I studied computer science and math at UConn and earned my PhD in systems biology at Harvard. My research has been in statistically modeling a variety of biological data, especially mutational effects. I'm currently a postdoc in Walter Fontana's lab at Harvard Medical School where I'm building tools, including our software package PyKappa, to formally express, simulate, and iteratively improve our models of complex biomolecular systems.
Genetics
We analyze data of protein mutational effects with respect to the amino acids exchanged and site surface accessibility. This simple model quantifies physicochemical trends and explains the variance in effects on par with sequence-based machine learning approaches.
medRxiv
Clinicians often assess lab results by checking whether they're extreme with respect to a known-healthy population. We analyze the statistical implications of this interpretation and highlight considerations for more precise, personalized references.
PLOS One
Directed evolution, i.e. repeatedly mutagenizing and selecting better-performing variants, is a powerful tool to engineer proteins.
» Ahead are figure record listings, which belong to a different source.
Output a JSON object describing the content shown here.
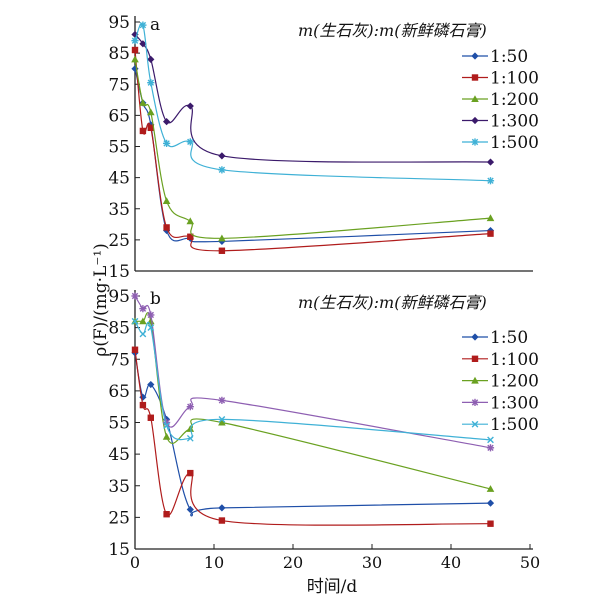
{
  "chart_data": [
    {
      "panel_label": "a",
      "type": "line",
      "title": "",
      "legend_title": "m(生石灰):m(新鲜磷石膏)",
      "legend_placement": "top-right",
      "ylim": [
        15,
        95
      ],
      "yticks": [
        15,
        25,
        35,
        45,
        55,
        65,
        75,
        85,
        95
      ],
      "xlim": [
        0,
        50
      ],
      "grid": false,
      "series": [
        {
          "name": "1:50",
          "color": "#1f4fa8",
          "marker": "diamond",
          "x": [
            0,
            1,
            2,
            4,
            7,
            11,
            45
          ],
          "y": [
            80,
            69,
            62,
            28,
            25.5,
            24.5,
            28
          ]
        },
        {
          "name": "1:100",
          "color": "#b01c1c",
          "marker": "square",
          "x": [
            0,
            1,
            2,
            4,
            7,
            11,
            45
          ],
          "y": [
            86,
            60,
            61,
            29,
            26,
            21.5,
            27
          ]
        },
        {
          "name": "1:200",
          "color": "#6aa121",
          "marker": "triangle",
          "x": [
            0,
            1,
            2,
            4,
            7,
            11,
            45
          ],
          "y": [
            83,
            69,
            66,
            37.5,
            31,
            25.5,
            32
          ]
        },
        {
          "name": "1:300",
          "color": "#3b1a6b",
          "marker": "diamond",
          "x": [
            0,
            1,
            2,
            4,
            7,
            11,
            45
          ],
          "y": [
            91,
            88,
            83,
            63,
            68,
            52,
            50
          ]
        },
        {
          "name": "1:500",
          "color": "#3fb1d6",
          "marker": "star",
          "x": [
            0,
            1,
            2,
            4,
            7,
            11,
            45
          ],
          "y": [
            89,
            94,
            75.5,
            56,
            56.5,
            47.5,
            44
          ]
        }
      ]
    },
    {
      "panel_label": "b",
      "type": "line",
      "title": "",
      "legend_title": "m(生石灰):m(新鲜磷石膏)",
      "legend_placement": "top-right",
      "xlabel": "时间/d",
      "ylim": [
        15,
        95
      ],
      "yticks": [
        15,
        25,
        35,
        45,
        55,
        65,
        75,
        85,
        95
      ],
      "xlim": [
        0,
        50
      ],
      "xticks": [
        0,
        10,
        20,
        30,
        40,
        50
      ],
      "grid": false,
      "series": [
        {
          "name": "1:50",
          "color": "#1f4fa8",
          "marker": "diamond",
          "x": [
            0,
            1,
            2,
            4,
            7,
            11,
            45
          ],
          "y": [
            77,
            63,
            67,
            56,
            27.5,
            28,
            29.5
          ]
        },
        {
          "name": "1:100",
          "color": "#b01c1c",
          "marker": "square",
          "x": [
            0,
            1,
            2,
            4,
            7,
            11,
            45
          ],
          "y": [
            78,
            60.5,
            56.5,
            26,
            39,
            24,
            23
          ]
        },
        {
          "name": "1:200",
          "color": "#6aa121",
          "marker": "triangle",
          "x": [
            0,
            1,
            2,
            4,
            7,
            11,
            45
          ],
          "y": [
            87,
            87,
            87,
            50.5,
            53,
            55,
            34
          ]
        },
        {
          "name": "1:300",
          "color": "#8e5fb2",
          "marker": "star",
          "x": [
            0,
            1,
            2,
            4,
            7,
            11,
            45
          ],
          "y": [
            95,
            91,
            89,
            55,
            60,
            62,
            47
          ]
        },
        {
          "name": "1:500",
          "color": "#3fb1d6",
          "marker": "x",
          "x": [
            0,
            1,
            2,
            4,
            7,
            11,
            45
          ],
          "y": [
            87,
            83,
            85,
            54,
            50,
            56,
            49.5
          ]
        }
      ]
    }
  ],
  "shared": {
    "ylabel": "ρ(F)/(mg·L⁻¹)",
    "xlabel": "时间/d"
  }
}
By making statistical models of this process, we describe how selection stringency (how harshly one selects at each step) affects success.
Immunity
Antibodies that broadly neutralize group 1 influenza A subtypes can rarely neutralize group 2. This study shows that a vaccine enables cross-group protection in humanized mice via a single amino acid change in a class of precursor antibodies.
Blood Neoplasia
TP53 mutations drive cancer progression including myeloid neoplasms, but their distinct clinical roles remain unclear. This study compares different TP53 mutations across myeloid neoplasm subtypes in patient data.
Drug Discovery Today
The AUC and AUPR metrics are commonly used to evaluate models that predict drug side effects from their molecular features, but their baselines depend on the statistical properties of the ground truth. We analyze this dependence and how much models actually benefit from molecular fingerprints.
Bioinformatics
Large cohorts with both genotype and gene expression data shed light on how genetic variation shapes complex traits and diseases. We develop haplotype-based models that account for interactions between genetic markers, improving genotype-to-expression prediction for a large subset of genes.
Forecasting
Thunderstorms can quickly cause many power outages. Predicting them is challenging when models summarize weather over an entire storm. Instead, we develop a framework for learning outage dynamics directly from hourly weather forecasts.